Duck, Yancey thought, even as she yelled out loud: “Now, now, get damn well DOWN!”
But one burst nicked Haish’s neck, drawing a mighty spurt—he spun, clapped a hand to the damage, looked drunkenly surprised. Fell to the floor, jacked and shaking, like cholera. The other neatly blew out the centre of Uther’s left palm, instinctively upraised between it and Yancey, as though he’d dreamed it would shield her from lead. Luckily, her Pa shoved her headlong at almost the same moment, to sprawl face-first onto the floor ’midst the dust and splinters. Which, unluckily, left him—
Oh my Good God Jesus, Pa.
—looking down as she looked up, faces equal sick-white in the inconstant light. A flutter of ill-timed laughter spun inside her, trapped, a skeleton leaf in updraft. Like a flame-caught moth charred black, already dying.
“Gal,” Lionel Colder tried to say
, through a closed throat. And Yancey heard his lungs rattle as he toppled, juicy-wet, through that unmendable hole in his chest.
“Shit,” Mister Morrow said again, like it was the only word he knew. Like he’d forgotten how to say anything else, without bawling like a damn baby.
Not his fault, though. More Pargeter’s, she supposed—but even now, lapped by this insane storm of destruction, he drew nothing from her but abstract alarm, mixed here and there with an odd pulse of pity.

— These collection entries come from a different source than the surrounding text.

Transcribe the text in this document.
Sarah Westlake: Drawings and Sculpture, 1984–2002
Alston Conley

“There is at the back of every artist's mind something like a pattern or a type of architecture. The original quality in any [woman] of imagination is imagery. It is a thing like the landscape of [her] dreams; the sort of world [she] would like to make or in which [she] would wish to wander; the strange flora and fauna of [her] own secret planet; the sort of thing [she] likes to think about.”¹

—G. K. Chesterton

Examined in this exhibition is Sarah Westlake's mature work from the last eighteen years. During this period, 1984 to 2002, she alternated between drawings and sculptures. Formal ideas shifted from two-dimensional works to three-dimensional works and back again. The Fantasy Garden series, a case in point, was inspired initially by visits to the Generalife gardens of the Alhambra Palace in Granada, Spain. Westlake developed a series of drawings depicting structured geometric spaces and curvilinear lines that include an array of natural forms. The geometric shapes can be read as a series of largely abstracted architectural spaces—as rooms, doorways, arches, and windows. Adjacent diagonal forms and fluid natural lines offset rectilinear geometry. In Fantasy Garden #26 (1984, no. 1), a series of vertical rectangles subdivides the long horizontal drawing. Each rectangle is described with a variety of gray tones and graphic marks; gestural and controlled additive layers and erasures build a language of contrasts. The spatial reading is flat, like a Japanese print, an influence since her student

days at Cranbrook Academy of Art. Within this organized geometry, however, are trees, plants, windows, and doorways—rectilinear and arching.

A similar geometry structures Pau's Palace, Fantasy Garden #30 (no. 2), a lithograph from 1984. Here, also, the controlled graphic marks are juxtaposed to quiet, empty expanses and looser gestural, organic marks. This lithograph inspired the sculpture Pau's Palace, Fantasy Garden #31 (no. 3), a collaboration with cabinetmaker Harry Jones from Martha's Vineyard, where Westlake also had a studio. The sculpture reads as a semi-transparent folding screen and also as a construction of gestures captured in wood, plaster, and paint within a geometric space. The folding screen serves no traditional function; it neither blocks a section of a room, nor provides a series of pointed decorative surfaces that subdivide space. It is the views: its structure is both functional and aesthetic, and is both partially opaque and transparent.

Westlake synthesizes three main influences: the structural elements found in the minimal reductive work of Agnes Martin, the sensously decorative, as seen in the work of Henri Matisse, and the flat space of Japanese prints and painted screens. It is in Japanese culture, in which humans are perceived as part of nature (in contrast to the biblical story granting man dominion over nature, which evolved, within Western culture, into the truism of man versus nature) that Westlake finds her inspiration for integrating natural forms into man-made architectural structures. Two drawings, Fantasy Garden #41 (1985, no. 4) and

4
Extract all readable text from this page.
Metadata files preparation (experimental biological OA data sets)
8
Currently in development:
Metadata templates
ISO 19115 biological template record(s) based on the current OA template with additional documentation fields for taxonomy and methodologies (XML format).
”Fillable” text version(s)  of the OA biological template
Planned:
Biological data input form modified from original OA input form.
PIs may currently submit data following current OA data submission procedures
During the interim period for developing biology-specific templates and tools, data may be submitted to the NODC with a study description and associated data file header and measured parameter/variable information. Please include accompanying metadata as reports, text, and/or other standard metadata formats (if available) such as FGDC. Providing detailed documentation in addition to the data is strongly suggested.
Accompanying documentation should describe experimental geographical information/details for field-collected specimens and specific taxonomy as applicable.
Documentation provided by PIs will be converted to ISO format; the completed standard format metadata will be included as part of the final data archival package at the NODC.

It was Love who got the full brunt of her hatred, in a vitriol cocktail; Love who she wanted to see broken apart once more, reduced to crystals so fine they’d dissolve on skin. Blast him to particulates, and beyond. How dare he even mention God, for good or ill, when—
Eyes tear-burnt, Yancey felt blindly for her Pa’s hand, which flexed in her grip, fixed and cooling. Closed her lids so tight they hurt against the sight of him, only to see his soul’s skein bloom upwards anyhow—unwind from his mouth in a fine gold thread and out through the shattered roof, along with his last attempt at breath.
Took a second at most, probably less. Felt like forever.
Uther by her side, big as a house, stuck to her with sweat and blood alike; Uther, still trying to shield her with his body as he pried her gently loose, raised her to her trembling knees.
“Honey, oh honey,” he said, tender as a stone-made man can be. “I’m so sorry.”
Me too, she thought, but couldn’t speak aloud. Could only choke on, dry, as though she were chewing a cud of blood . . . ’til from all around came a noise Yancey recognized immediately, though she’d only heard it described the once.